On Mon, Jul 13, 2015 at 2:12 PM, Tom Lane <tgl@sss.pgh.pa.us> wrote:
Jim Nasby <Jim.Nasby@BlueTreble.com> writes: > On 7/13/15 3:39 PM, dinesh kumar wrote: >> Ah. It's' my bad interpretation. Let me work on it, and will send a new >> patch as a wrapper sql function for ereport.
> You might want to present a plan for that; it's not as trivial as it > sounds due to how ereport works. In particular, I'd want to see (at > minimum) the same functionality that plpgsql's RAISE command now > provides (errdetail, errhint, etc).
Jim,
For now, I worked on (ERROR Level, ERROR Message, HIDE ERROR Stmt). In our to do item description, I found this wrapper needs to return "Anyelement". But, I believe, return "VOID" is enough for this function.
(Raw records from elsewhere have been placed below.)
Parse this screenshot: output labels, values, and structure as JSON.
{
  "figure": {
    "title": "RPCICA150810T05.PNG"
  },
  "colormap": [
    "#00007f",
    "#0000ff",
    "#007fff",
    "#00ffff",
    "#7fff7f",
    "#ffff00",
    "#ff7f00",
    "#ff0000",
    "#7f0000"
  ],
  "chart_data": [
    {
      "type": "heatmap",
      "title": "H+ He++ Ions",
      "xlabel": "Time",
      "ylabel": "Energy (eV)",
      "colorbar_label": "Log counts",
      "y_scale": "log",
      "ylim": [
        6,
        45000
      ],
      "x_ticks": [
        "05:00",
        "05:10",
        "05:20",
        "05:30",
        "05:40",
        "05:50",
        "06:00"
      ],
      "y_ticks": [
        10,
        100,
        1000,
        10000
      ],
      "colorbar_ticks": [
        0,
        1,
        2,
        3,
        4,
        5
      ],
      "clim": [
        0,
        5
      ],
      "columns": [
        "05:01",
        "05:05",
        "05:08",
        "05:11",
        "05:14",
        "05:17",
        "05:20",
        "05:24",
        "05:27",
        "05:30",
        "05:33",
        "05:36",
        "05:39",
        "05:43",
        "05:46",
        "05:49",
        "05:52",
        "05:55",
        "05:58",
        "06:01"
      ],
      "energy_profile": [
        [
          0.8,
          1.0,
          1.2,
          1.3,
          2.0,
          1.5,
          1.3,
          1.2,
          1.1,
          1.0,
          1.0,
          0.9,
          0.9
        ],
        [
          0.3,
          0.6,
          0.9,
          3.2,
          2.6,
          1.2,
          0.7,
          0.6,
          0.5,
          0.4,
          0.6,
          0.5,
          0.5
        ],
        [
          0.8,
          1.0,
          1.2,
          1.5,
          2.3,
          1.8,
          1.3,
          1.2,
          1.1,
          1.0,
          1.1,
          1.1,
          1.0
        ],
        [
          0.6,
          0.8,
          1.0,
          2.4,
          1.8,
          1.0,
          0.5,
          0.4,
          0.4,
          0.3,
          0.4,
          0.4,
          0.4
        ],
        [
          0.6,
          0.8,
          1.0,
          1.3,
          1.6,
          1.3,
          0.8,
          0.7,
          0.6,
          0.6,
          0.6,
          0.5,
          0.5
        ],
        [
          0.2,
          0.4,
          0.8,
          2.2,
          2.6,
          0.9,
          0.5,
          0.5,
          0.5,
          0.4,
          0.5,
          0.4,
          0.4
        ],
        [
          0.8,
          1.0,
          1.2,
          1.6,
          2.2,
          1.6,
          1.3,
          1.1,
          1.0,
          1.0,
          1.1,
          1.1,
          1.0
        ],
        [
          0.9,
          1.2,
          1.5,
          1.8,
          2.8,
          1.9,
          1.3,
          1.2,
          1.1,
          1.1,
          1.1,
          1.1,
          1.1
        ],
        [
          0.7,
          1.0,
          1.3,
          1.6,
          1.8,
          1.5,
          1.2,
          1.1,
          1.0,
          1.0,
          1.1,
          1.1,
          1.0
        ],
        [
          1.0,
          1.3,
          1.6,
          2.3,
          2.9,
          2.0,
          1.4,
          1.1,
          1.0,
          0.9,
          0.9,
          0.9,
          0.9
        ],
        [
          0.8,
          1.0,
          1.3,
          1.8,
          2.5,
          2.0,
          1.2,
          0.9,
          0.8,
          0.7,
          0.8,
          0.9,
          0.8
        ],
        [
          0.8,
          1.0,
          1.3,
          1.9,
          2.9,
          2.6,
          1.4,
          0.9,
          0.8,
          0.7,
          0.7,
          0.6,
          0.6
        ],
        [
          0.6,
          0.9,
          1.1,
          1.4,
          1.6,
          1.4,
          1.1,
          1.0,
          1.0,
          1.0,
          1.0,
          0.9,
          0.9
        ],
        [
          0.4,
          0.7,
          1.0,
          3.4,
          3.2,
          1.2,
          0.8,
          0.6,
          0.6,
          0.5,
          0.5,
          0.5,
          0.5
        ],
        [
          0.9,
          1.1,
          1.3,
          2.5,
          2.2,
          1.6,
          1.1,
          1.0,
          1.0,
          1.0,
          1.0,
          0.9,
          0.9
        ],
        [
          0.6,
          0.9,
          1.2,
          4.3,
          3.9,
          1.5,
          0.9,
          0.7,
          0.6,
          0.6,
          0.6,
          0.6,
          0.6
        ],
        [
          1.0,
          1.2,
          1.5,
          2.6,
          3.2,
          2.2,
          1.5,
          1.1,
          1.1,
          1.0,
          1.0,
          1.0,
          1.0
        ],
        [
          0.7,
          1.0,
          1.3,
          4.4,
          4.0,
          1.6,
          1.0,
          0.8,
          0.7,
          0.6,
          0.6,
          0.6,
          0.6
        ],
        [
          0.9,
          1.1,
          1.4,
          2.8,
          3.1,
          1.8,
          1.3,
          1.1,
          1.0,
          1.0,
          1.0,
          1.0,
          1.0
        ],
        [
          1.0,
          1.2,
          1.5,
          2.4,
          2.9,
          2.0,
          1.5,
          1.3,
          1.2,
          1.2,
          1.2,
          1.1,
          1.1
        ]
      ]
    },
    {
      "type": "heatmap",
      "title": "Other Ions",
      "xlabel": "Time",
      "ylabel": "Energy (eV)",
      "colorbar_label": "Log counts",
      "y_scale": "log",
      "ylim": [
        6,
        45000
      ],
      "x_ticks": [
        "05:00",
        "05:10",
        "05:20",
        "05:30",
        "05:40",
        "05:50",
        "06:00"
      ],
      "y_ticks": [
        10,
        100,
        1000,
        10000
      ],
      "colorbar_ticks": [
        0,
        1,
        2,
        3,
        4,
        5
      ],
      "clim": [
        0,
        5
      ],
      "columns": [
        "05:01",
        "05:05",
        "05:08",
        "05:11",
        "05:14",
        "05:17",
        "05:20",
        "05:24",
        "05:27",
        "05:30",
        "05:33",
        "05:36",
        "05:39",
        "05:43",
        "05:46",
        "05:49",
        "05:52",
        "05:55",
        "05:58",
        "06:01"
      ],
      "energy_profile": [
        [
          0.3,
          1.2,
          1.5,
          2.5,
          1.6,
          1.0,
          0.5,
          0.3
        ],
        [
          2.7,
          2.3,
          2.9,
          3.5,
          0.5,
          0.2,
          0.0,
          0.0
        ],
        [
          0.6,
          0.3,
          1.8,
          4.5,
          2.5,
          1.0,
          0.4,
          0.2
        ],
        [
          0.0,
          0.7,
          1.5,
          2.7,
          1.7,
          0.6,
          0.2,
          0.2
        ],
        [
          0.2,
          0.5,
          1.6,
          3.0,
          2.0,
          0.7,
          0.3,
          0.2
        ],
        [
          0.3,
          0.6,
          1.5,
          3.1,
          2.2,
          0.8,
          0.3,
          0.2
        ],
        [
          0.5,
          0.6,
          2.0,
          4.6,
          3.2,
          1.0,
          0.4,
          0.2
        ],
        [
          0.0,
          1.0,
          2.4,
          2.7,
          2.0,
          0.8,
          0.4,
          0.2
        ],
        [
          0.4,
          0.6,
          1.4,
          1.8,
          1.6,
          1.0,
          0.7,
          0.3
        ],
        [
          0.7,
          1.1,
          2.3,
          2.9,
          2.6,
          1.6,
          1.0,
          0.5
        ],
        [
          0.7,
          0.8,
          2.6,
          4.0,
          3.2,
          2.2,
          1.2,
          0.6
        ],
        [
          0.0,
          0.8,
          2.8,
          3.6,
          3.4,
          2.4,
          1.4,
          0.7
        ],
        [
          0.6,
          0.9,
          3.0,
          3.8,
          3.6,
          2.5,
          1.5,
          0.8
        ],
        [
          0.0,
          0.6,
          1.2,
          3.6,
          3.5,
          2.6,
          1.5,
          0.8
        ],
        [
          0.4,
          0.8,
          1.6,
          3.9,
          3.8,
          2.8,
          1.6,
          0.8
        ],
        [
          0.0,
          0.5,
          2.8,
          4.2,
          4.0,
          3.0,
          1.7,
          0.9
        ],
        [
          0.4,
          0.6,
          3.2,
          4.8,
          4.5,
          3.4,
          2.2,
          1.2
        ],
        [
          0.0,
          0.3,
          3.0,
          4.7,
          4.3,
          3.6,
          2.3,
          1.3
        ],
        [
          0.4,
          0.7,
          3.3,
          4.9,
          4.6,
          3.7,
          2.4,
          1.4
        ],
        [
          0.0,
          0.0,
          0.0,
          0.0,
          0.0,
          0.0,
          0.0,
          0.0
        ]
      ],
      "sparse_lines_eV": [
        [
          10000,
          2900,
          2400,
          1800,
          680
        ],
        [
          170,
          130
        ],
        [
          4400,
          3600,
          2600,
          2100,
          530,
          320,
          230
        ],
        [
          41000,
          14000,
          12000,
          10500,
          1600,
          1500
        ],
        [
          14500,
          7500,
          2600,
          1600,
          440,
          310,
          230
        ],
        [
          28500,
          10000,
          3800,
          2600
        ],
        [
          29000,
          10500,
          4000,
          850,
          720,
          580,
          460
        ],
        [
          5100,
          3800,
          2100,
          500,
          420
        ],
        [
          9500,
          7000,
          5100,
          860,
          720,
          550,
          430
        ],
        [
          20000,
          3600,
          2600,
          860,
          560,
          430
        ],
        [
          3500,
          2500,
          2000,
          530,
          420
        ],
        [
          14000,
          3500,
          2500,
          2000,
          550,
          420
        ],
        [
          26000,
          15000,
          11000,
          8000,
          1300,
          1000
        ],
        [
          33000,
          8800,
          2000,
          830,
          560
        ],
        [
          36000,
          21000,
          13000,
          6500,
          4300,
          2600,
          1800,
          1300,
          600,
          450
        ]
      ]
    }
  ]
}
Let me know if I erred here.
In design phase,
1. I took a CustomDataType with the elevel code, elevel text
2. Populated this CDT with all existing pre-processors, except {FATAL, PANIC}. Since, we don't expose these to client.
3. By matching the user elevel text, processing the report log function.
Find the attached patch with implementation.
The real question is why the existing functionality in plpgsql isn't sufficient. Somebody who wants a "log from SQL" function can easily write a simple plpgsql function that does exactly what they want, with no more or fewer bells-n-whistles than they need. If we try to create a SQL function that does all that, it's likely to be a mess to use, even with named arguments.
I'm not necessarily against the basic idea, but I think inventing something that actually offers an increment in usability compared to the existing alternative is going to be harder than it sounds.
Tom,
I agree with your inputs. We can build pl/pgsql function as alternative for this.
My initial proposal, and implementation was, logging messages to log file irrespectively of our log settings. I was not sure we can do this with some pl/perlu. And then, I started working on our to do item,
ereport, wrapper callable from SQL, and found it can be useful to have a direct function call with required log level.